Ce scénario d'effondrement de nos sociétés est certainement possible. De la même façon que la croissance économique peut tout à fait continuer en consommant de moins en moins de ressources. La croissance ne consiste pas à utiliser toujours plus de la même chose, mais à découvrir sans cesse de nouveaux moyens d'utiliser ce qui existe grâce au progrès technique. Dès lors, si les évolutions techniques se font plus vite que ne s'épuisent les ressources utilisées sur le moment, la croissance peut se poursuivre de manière exponentielle.
La question de la plausibilité d'une croissance économique qui se poursuivrait au cours des 500 ou 1000 prochaines années n'a aucun sens.
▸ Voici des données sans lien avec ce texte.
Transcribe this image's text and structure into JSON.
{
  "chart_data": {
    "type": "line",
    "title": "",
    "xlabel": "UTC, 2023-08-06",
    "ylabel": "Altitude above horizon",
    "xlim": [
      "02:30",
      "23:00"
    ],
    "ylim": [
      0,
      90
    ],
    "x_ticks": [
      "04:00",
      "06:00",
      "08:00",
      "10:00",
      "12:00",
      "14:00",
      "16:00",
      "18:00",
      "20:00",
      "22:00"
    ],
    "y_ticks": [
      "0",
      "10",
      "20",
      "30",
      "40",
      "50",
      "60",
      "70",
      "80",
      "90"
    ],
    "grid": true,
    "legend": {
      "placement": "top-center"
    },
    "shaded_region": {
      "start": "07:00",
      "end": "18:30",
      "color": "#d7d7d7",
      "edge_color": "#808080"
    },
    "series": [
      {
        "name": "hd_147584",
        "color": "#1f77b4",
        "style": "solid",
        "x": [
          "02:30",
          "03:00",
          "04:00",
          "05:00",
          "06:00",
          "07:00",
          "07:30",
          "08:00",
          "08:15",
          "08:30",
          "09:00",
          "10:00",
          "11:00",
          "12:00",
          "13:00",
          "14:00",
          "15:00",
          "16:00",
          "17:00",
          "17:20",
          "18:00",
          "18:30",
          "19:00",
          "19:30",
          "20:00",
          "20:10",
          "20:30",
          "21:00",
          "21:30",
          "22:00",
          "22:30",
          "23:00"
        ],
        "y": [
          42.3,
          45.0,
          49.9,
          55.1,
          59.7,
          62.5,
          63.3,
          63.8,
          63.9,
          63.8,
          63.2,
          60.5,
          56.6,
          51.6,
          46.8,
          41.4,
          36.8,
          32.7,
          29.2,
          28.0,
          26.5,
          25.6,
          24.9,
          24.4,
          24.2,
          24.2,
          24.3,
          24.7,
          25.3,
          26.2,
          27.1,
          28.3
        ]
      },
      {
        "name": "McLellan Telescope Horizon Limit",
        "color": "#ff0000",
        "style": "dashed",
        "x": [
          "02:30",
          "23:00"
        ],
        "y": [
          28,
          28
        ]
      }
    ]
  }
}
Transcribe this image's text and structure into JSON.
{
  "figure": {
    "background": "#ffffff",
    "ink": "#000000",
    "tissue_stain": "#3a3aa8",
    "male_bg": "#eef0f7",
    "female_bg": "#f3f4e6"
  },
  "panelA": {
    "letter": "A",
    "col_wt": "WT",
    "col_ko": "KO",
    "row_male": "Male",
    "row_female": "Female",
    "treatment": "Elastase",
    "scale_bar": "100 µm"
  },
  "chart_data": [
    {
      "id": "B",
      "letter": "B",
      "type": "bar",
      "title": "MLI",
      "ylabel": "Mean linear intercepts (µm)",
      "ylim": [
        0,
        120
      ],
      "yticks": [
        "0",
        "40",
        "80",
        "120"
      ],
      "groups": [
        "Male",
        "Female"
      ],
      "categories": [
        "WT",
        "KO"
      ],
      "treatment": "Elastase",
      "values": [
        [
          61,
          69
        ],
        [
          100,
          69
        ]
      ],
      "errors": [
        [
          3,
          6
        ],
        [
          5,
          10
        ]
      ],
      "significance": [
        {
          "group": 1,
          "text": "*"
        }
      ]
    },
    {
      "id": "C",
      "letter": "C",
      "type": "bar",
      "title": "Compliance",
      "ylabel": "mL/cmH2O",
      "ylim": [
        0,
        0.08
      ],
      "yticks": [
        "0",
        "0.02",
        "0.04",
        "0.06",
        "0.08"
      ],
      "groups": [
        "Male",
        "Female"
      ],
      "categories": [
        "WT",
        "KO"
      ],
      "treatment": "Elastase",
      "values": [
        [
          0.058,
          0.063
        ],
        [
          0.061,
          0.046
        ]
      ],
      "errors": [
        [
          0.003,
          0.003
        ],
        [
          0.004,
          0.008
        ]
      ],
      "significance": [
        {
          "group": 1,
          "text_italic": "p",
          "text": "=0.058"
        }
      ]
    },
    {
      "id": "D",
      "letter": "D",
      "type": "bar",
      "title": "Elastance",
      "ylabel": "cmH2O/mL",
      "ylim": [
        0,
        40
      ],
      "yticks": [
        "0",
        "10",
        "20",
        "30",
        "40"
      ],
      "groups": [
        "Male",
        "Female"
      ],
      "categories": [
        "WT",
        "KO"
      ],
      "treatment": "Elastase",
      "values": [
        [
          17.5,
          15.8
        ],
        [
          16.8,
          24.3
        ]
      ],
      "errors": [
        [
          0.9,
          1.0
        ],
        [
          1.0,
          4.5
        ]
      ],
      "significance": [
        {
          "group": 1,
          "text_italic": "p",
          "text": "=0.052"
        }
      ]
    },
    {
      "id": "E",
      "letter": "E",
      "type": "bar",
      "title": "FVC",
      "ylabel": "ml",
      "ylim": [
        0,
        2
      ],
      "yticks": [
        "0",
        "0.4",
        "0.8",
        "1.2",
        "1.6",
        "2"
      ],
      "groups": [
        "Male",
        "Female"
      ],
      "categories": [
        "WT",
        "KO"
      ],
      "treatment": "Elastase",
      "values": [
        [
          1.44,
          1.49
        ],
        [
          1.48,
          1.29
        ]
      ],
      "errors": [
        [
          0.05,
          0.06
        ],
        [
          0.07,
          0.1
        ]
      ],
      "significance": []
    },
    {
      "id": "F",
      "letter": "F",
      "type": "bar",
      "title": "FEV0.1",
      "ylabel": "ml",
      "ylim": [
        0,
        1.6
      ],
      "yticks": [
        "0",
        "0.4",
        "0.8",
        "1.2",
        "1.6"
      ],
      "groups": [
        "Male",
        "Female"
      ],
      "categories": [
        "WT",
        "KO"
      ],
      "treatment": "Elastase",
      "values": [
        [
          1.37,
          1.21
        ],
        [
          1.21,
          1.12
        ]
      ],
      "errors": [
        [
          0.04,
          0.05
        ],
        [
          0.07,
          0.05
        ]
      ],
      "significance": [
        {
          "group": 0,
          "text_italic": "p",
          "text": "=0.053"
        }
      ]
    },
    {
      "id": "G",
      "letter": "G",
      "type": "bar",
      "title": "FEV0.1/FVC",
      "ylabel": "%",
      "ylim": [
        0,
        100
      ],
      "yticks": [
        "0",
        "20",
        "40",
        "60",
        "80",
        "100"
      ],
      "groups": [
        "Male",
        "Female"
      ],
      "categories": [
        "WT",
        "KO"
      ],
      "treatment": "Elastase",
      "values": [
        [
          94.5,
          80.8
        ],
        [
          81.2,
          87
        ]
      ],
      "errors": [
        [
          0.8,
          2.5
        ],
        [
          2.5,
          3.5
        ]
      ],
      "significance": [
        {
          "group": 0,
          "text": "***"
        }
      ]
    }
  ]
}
Par contre, savoir si la croissance est souhaitable pour les 10, 20, 50 prochaines années mérite d'être posée, et d'avoir une réponse positive.
La croissance, un objectif noble
Est-il souhaitable d'être obsédé exclusivement par la croissance économique? Certainement pas. Il est tout à fait louable de savoir ce que dit et ne dit pas le PIB, ce que peut apporter ou non la croissance économique. "L'argent ne fait pas le bonheur" est certainement une banalité, mais n'est pas fausse: c'est tout au plus une condition nécessaire, pas une condition suffisante.
Mais cela n'empêche pas de rappeler que depuis 5 ans, nous avons connu la décroissance; le PIB par habitant français est encore en dessous de son niveau de 2006, et c'est le cas dans de nombreux pays européens. Il est bien difficile de considérer que cette période a rendu les gens plus heureux, plus tolérants, moins matérialistes et se contentant de peu. C'est plutôt l'inverse : les frustrations font le lit des extrémismes et de l'intolérance. Et l'absence de croissance nourrit le chômage, la pauvreté et les frustrations.
Peut-être qu'un jour, nous préférerons profiter des progrès technologiques pour moins travailler, profiter de plus de loisirs et nous contenter de ce que nous avons déjà; c'est un processus déjà en cours, nous travaillons bien moins que ne le faisaient les gens au début du 20ième siècle, et nous en portons très bien. Ce jour là, la croissance économique cessera.
Se focaliser exclusivement sur la croissance a certainement des limites. Mais, comme le constatait l'économiste Robert Solow, s'il faut être obsédé par un objectif, la maximisation du PIB et de sa croissance n'est pas un mauvais choix. La croissance économique mérite amplement de rester une priorité.